Farodin ajoelhou-se e tirou de sua bolsa de couro um anel com três pedras cor de vinho. Era o anel de Aileen. Havia sido de grande ajuda durante sua busca por ela. Era uma âncora firmemente presa aos abismos do passado e ajudava-o a se concentrar em sua amada. A esmeralda, presente de despedida de Noroelle, seria uma segunda âncora. Murmurou baixinho as familiares palavras mágicas e iniciou o feitiço de busca. Era o único feitiço que ele dominava, pois o experimentara durante os séculos em busca de Aileen.

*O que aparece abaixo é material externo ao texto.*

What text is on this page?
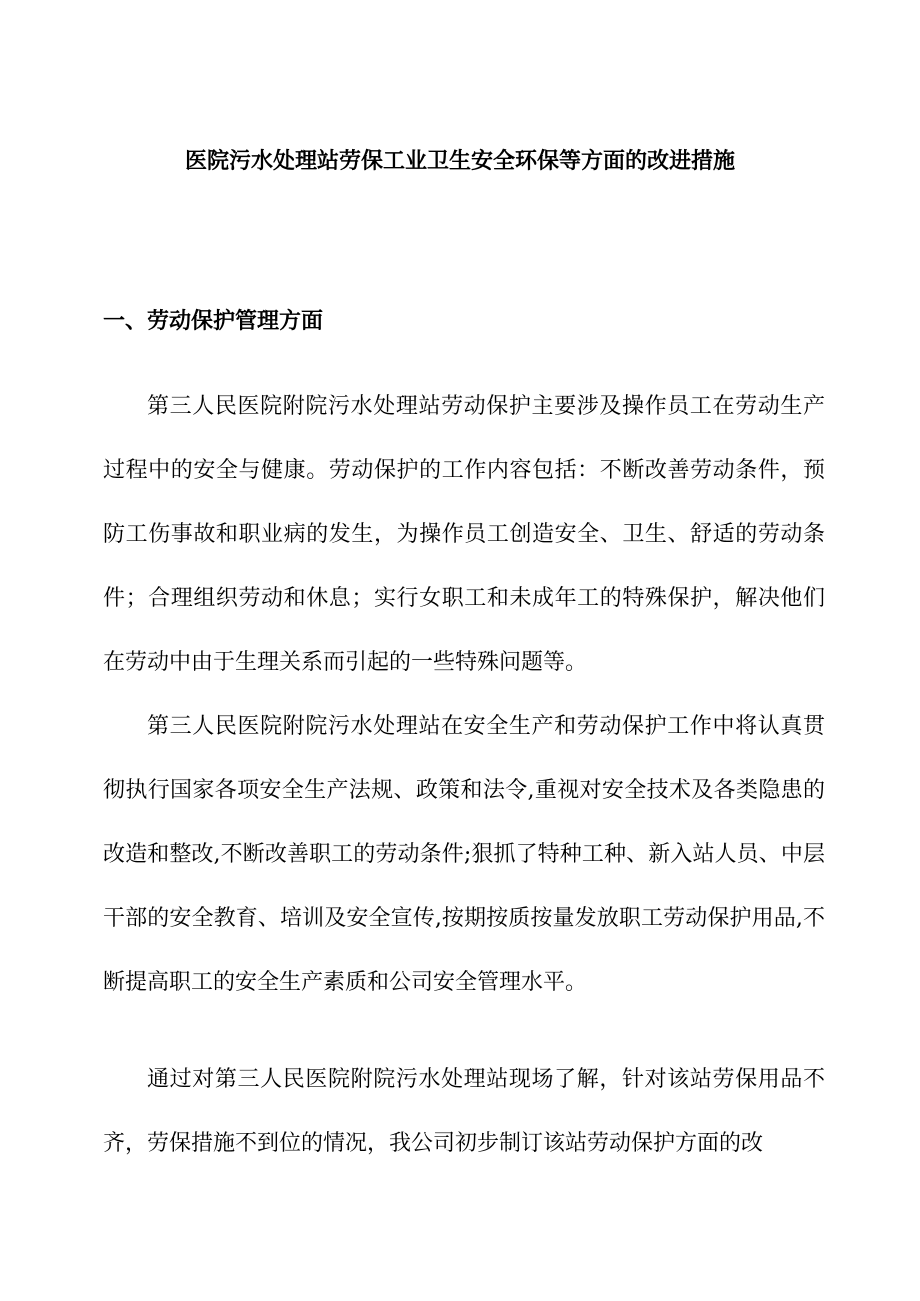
医院污水处理站劳保工业卫生安全环保等方面的改进措施
一、劳动保护管理方面

第三人民医院附院污水处理站劳动保护主要涉及操作员工在劳动生产过程中的安全与健康。劳动保护的工作内容包括：不断改善劳动条件，预防工伤事故和职业病的发生，为操作员工创造安全、卫生、舒适的劳动条件；合理组织劳动和休息；实行女职工和未成年工的特殊保护，解决他们在劳动中由于生理关系而引起的一些特殊问题等。

第三人民医院附院污水处理站在安全生产和劳动保护工作中将认真贯彻执行国家各项安全生产法规、政策和法令,重视对安全技术及各类隐患的改造和整改,不断改善职工的劳动条件;狠抓了特种工种、新入站人员、中层干部的安全教育、培训及安全宣传,按期按质按量发放职工劳动保护用品,不断提高职工的安全生产素质和公司安全管理水平。

通过对第三人民医院附院污水处理站现场了解，针对该站劳保用品不齐，劳保措施不到位的情况，我公司初步制订该站劳动保护方面的改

Entre todos os vestidos deste quarto devia estar a túnica que Emerelle vestia quando levou Noroelle para o exílio. Se conseguisse encontrá-lo, poderia ser o primeiro passo na direção da amada. Farodin tinha um plano. Era tão desesperado que não o contaria a ninguém.

O poder do feitiço tomou conta do elfo. Agarrou a pedra preciosa e a ergueu lentamente. De olhos fechados, Farodin tateou o quarto de vestir, guiado somente por uma tênue intuição. A saudade e as lembranças iam ficando mais densas. Por um instante, foi como se pudesse ver com os olhos de Noroelle. Viu as feições da rainha; seu rosto refletia determinação e uma tristeza contida. A imagem desapareceu. Farodin abriu os olhos. Viu-se diante de um manequim sobre o qual estava esticado um vestido de seda azul entrelaçada por fios de ouro e prata, formando sinuosas estampas de runas. A luz das velas sob o vestido tornava as varas de vime visíveis, fazendo-as parecer ossos.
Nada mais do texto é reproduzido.